Lo malo es que, preocupados por el impacto arqueológico, los técnicos no tuvieron en cuenta el impacto ambiental ni tampoco la sedimentación excesiva aguas arriba, la erosión aguas abajo, la desaparición de especies migratorias y la salinización del delta
Eso sí, el Gran Templo y el Templo Menor de Abu Simbel, a tres horas en vehículo desde Asuán, se salvaron. Por segunda vez, quizá, porque el conjunto ya estuvo a punto de sucumbir bajo la arena tiempo atrás. Construidos durante el siglo XIII a.C, los dos templos fueron excavados en la roca bajo el reinado de Ramsés II en el siglo XIII a.C., para conmemorar su victoria en la batalla de Kadesh y reforzar la influencia de la religión egipcia en la región. El enclave quedó abandonado, comenzó a cubrirse de arena y permaneció olvidado hasta que, en 1813, el suizo Johann Ludwig Burckhardt dio crédito al relato de los pastores nubios, que llamaban Ipsambol a un lugar en que torsos gigantes asomaban entre la arena. Movido por su relato, el italiano Giovanni Belzoni fue el primero en adentrarse en los templos.
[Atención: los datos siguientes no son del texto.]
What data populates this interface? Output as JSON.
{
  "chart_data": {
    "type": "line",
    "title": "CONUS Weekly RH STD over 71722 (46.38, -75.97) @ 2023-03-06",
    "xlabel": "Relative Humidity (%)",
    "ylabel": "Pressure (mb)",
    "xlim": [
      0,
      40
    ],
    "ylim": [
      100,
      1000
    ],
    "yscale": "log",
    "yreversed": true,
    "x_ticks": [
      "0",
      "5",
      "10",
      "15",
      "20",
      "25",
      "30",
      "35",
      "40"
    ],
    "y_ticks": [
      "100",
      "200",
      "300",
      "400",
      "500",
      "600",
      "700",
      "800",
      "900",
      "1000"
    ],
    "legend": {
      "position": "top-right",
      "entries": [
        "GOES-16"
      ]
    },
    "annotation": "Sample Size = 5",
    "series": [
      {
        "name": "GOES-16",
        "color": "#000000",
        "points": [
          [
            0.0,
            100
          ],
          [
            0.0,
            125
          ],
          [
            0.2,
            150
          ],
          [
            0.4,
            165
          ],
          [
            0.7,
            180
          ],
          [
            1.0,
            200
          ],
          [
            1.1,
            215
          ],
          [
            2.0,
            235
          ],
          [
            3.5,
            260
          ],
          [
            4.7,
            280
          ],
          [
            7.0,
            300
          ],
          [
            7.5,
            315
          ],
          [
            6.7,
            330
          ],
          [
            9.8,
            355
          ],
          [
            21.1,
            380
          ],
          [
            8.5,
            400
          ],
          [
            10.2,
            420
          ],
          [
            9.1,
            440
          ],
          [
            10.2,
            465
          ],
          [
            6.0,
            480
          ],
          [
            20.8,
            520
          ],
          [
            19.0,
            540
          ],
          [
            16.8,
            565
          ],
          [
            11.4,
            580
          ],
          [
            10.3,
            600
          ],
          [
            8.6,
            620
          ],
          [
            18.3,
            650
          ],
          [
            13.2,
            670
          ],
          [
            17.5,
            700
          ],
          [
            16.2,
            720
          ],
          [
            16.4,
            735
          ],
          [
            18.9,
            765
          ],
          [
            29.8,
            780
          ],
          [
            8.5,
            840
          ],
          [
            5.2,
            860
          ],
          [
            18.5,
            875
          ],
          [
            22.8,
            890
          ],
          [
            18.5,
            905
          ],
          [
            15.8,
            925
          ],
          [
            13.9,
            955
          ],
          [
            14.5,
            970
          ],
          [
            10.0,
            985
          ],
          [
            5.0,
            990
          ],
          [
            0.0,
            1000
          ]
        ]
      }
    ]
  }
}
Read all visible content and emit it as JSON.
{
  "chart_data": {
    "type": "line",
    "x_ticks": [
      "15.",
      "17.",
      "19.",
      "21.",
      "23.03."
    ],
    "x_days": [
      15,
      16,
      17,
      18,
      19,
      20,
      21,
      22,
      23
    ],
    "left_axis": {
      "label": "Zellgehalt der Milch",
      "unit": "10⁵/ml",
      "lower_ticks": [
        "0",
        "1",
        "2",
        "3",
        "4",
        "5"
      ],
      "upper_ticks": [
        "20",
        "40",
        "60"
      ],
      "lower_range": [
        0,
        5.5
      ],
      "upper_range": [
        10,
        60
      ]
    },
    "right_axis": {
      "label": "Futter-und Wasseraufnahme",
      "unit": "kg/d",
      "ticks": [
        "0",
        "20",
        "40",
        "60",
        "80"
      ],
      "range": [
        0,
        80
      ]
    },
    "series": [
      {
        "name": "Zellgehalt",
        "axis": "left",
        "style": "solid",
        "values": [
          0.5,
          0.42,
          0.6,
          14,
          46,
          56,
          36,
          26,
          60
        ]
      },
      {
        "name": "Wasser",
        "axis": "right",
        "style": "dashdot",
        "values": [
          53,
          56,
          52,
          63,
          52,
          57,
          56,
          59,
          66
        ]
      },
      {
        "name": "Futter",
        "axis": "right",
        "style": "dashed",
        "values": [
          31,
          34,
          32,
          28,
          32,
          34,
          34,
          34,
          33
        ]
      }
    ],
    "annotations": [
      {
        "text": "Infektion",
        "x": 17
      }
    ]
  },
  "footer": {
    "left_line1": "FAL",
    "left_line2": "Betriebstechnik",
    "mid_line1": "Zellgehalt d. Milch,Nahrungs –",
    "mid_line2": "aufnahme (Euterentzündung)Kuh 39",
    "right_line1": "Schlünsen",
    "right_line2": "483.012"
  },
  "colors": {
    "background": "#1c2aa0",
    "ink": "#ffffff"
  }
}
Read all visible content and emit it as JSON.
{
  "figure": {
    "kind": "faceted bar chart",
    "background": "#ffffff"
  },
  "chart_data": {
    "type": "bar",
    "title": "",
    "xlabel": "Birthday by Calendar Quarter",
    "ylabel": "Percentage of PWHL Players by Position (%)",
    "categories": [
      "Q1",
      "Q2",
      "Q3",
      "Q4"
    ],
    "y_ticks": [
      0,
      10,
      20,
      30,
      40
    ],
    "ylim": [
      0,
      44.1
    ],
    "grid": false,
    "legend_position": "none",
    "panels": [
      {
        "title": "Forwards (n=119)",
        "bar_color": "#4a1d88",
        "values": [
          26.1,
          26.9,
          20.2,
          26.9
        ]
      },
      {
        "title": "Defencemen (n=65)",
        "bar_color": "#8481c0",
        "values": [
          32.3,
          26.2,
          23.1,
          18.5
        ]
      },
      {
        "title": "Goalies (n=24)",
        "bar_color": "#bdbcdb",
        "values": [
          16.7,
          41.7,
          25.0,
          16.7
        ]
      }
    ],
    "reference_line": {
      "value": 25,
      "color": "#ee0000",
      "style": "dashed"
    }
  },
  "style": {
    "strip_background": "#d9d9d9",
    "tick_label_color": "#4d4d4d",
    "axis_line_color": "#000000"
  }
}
Las colosales estatuas de Ramsés II, su esposa Nefertari, su madre y sus hijas sonríen enigmáticamente, rodeadas por tres decenas de babuinos protectores esculpidos en piedra. La orientación del templo provoca que durante los días 21 de octubre y 21 de febrero (61 días antes y después del solsticio de invierno) los rayos solares penetren hasta el santuario, situado al fondo del templo, e iluminen tres de las cuatro estatuas sedentes, excepto la estatua del dios Ptah, el dios relacionado con el inframundo (Duat), que siempre permanece en la oscuridad.
Antes de volver al autobús, una pareja de turistas araña los últimos segundos para hacerse una foto ellos solos ante las ruinas. Un testimonio de que han estado aquí. Y quizá de su permanencia. No es tan distinto del mismo deseo de los antiguos faraones, gritado desde la piedra para siempre.